At this stage, we are not calling for a risk-off move in our allocation, but we remain ready to review our risk allocation stance based on how the Russia-Ukraine crisis develops (ie, should it last longer than expected) and based on higher inflationary pressure potentially affecting GDP growth more negatively than we note in our current forecasts. 

Definitions


  • Basis points: One basis point is a unit of measure equal to one one-hundredth of one percentage point (0.01%).
  • Breakeven inflation: The difference between the nominal yield on a fixed-rate investment and the real yield on an inflation-linked investment of similar maturity and credit quality.
  • CEEMEA: Central and Eastern Europe, Middle East and Africa.

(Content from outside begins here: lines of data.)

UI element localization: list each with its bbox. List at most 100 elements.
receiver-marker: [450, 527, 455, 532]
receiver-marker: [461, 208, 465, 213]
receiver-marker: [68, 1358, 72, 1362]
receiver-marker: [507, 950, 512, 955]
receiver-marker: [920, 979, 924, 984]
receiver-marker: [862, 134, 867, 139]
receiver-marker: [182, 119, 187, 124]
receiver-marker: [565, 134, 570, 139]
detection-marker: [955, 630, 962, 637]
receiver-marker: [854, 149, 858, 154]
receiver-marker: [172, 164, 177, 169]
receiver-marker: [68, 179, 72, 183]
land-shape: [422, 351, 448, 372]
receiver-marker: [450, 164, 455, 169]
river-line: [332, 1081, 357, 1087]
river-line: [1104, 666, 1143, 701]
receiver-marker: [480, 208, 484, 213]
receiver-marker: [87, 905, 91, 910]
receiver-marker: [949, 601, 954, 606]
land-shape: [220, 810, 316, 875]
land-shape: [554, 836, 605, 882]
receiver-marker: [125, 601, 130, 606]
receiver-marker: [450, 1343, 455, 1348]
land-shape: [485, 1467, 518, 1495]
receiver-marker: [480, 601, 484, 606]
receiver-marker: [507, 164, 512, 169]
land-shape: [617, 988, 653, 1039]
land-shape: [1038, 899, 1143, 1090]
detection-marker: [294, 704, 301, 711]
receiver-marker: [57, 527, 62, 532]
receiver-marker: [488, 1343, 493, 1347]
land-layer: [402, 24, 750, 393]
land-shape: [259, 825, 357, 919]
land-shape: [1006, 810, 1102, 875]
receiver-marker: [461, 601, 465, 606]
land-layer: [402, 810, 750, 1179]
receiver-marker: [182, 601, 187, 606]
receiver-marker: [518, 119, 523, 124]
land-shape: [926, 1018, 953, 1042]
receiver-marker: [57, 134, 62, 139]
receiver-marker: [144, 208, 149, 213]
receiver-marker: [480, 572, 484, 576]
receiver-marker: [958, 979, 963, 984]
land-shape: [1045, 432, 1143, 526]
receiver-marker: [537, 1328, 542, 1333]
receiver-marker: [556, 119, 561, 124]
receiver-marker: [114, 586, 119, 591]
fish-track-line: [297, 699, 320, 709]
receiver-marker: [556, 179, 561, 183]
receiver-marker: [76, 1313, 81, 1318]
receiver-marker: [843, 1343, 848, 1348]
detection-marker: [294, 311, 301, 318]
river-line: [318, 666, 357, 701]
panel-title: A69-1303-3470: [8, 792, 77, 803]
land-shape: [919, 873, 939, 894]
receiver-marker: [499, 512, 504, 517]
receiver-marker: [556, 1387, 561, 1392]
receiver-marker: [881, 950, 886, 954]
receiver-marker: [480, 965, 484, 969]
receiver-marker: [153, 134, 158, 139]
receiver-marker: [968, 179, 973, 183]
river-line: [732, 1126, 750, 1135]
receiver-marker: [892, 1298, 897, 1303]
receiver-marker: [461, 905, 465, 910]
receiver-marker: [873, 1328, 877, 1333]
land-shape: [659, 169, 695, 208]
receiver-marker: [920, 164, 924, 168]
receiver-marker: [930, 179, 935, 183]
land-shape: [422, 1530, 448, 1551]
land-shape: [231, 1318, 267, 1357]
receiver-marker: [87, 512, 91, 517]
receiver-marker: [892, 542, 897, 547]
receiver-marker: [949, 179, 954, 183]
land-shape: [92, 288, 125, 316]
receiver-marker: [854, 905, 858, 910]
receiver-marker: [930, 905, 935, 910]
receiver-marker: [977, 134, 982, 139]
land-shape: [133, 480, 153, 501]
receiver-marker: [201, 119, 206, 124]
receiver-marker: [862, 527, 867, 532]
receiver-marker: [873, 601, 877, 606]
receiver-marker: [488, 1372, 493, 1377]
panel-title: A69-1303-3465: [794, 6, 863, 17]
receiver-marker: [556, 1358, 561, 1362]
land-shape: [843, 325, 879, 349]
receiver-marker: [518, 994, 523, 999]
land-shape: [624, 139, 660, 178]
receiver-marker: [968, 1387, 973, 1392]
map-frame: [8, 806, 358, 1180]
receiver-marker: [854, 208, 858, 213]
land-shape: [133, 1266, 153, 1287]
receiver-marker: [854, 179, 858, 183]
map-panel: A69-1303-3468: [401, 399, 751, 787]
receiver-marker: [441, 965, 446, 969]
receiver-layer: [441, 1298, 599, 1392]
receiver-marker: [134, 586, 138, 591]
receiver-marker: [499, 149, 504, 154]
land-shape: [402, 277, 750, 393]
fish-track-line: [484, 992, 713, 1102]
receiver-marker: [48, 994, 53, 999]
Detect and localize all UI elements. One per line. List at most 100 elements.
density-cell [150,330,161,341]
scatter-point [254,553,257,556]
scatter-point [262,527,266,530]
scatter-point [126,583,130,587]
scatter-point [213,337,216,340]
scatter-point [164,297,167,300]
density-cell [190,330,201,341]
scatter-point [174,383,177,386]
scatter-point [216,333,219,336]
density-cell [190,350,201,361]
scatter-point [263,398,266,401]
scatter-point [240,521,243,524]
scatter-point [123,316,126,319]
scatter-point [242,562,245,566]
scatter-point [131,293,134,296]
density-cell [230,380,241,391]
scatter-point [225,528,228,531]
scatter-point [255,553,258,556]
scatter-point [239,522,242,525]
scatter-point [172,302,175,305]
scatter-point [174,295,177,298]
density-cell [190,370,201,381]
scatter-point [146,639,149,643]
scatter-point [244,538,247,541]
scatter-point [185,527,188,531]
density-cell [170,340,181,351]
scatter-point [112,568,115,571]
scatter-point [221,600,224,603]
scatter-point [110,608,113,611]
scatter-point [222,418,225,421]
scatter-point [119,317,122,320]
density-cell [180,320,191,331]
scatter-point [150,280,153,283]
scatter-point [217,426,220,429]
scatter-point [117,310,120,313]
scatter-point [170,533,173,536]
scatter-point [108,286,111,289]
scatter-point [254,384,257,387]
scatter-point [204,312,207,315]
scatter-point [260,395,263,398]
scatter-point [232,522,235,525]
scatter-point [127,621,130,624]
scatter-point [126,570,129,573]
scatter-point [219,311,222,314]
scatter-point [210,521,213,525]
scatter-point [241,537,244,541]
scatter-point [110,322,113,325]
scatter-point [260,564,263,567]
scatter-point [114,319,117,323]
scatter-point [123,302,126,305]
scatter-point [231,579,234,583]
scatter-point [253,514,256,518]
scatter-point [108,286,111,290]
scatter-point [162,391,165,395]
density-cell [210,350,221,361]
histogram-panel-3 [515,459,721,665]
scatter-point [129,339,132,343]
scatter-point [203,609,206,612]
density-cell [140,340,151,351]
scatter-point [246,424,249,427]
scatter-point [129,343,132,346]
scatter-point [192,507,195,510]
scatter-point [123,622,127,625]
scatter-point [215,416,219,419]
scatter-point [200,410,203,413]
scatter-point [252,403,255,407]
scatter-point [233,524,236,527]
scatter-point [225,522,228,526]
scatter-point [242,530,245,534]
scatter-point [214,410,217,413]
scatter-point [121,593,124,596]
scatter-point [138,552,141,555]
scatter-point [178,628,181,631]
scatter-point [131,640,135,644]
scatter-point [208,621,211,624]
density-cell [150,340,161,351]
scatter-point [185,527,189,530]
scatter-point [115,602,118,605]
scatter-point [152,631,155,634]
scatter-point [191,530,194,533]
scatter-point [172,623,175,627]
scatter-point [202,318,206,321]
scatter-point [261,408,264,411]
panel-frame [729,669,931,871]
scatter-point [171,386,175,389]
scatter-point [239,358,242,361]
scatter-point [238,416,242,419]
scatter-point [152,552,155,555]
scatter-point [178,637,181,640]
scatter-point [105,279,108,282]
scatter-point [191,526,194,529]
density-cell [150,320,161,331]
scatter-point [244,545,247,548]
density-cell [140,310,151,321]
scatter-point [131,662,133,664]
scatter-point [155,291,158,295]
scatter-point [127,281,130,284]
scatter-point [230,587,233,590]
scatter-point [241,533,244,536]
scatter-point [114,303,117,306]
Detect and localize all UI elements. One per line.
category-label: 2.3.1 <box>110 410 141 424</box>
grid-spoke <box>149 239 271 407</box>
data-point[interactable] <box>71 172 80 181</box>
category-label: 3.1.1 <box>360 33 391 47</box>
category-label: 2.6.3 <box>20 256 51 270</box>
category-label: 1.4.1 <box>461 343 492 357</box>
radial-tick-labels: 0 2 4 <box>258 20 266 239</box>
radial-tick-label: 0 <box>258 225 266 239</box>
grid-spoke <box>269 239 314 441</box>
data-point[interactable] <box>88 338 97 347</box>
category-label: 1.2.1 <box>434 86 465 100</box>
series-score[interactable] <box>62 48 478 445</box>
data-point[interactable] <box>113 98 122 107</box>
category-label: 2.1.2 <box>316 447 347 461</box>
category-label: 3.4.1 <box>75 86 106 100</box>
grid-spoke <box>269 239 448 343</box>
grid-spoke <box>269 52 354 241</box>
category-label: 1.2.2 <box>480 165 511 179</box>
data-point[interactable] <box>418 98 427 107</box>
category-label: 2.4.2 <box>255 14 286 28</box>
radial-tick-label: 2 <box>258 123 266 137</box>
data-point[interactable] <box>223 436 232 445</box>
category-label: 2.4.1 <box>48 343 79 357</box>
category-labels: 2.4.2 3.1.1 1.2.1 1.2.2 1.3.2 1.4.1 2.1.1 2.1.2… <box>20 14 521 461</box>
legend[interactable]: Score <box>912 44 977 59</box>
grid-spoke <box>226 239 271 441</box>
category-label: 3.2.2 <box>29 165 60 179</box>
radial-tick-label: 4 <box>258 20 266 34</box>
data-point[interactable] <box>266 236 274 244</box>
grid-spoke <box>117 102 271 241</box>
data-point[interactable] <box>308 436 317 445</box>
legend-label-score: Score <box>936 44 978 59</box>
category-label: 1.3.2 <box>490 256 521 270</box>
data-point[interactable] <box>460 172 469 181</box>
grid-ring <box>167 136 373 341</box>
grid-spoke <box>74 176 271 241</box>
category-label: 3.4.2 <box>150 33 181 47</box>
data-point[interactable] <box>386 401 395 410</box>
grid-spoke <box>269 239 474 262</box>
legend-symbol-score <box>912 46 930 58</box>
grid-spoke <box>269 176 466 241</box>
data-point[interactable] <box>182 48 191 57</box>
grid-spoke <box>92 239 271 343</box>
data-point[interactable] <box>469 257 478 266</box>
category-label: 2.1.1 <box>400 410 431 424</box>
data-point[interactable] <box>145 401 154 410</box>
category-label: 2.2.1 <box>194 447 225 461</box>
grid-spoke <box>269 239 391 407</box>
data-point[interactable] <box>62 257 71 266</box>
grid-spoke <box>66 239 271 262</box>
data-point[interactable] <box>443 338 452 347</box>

  • Credit Default Swap (CDS): A credit default swap (CDS) is a financial swap agreement that the seller of the CDS will compensate the buyer in the event of a loan default or other credit event.
  • Credit spread: Differential between the yield on a credit bond and the Treasury yield. The option-adjusted spread is a measure of the spread adjusted to take into consideration possible embedded options.
  • Cyclical vs. defensive sectors: Cyclical companies are companies whose profit and stock prices are highly correlated with economic fluctuations. Defensive stocks are less correlated to economic cycles. Cyclicals sectors are consumer discretionary, financial, real estate, industrials, information technology, and materials, while defensive sectors are consumer staples, energy, healthcare, telecommunications services, and utilities.
  • Dividend: A sum of money paid regularly (typically annually) by a company to its shareholders out of its profits (or reserves).
  • FX: FX markets refer to the foreign exchange markets where participants are able to buy and sell currencies.
  • High yield: High yield paying bond with a low credit rating due to the high risk of default of the issuer.
  • Growth style: It aims at investing in the growth potential of a company. It is defined by five variables:
    1. long-term forward EPS growth rate;
    2. short-term forward EPS growth rate;
    3. current internal growth rate;
    4. long-term historical EPS growth trend; and
    5. long-term historical sales per share growth trend. Sectors with a dominance of growth style: consumer staples, healthcare, IT.
  • P/E ratio: The price-to-earnings ratio (P/E ratio) is the ratio for valuing a company that measures its current share price relative to its pershare earnings (EPS).
  • Value style: It refers to purchasing stocks at relatively low prices, as indicated by low price-to- earnings, price-to-book, and price-to-sales ratios, and high dividend yields. Sectors with dominance of value style: energy, financials, telecom, utilities, real estate.
  • SWIFT payment system: The Society for Worldwide Interbank Financial Telecommunication is a cooperative society that serves as an intermediary and executor of financial transactions between banks worldwide.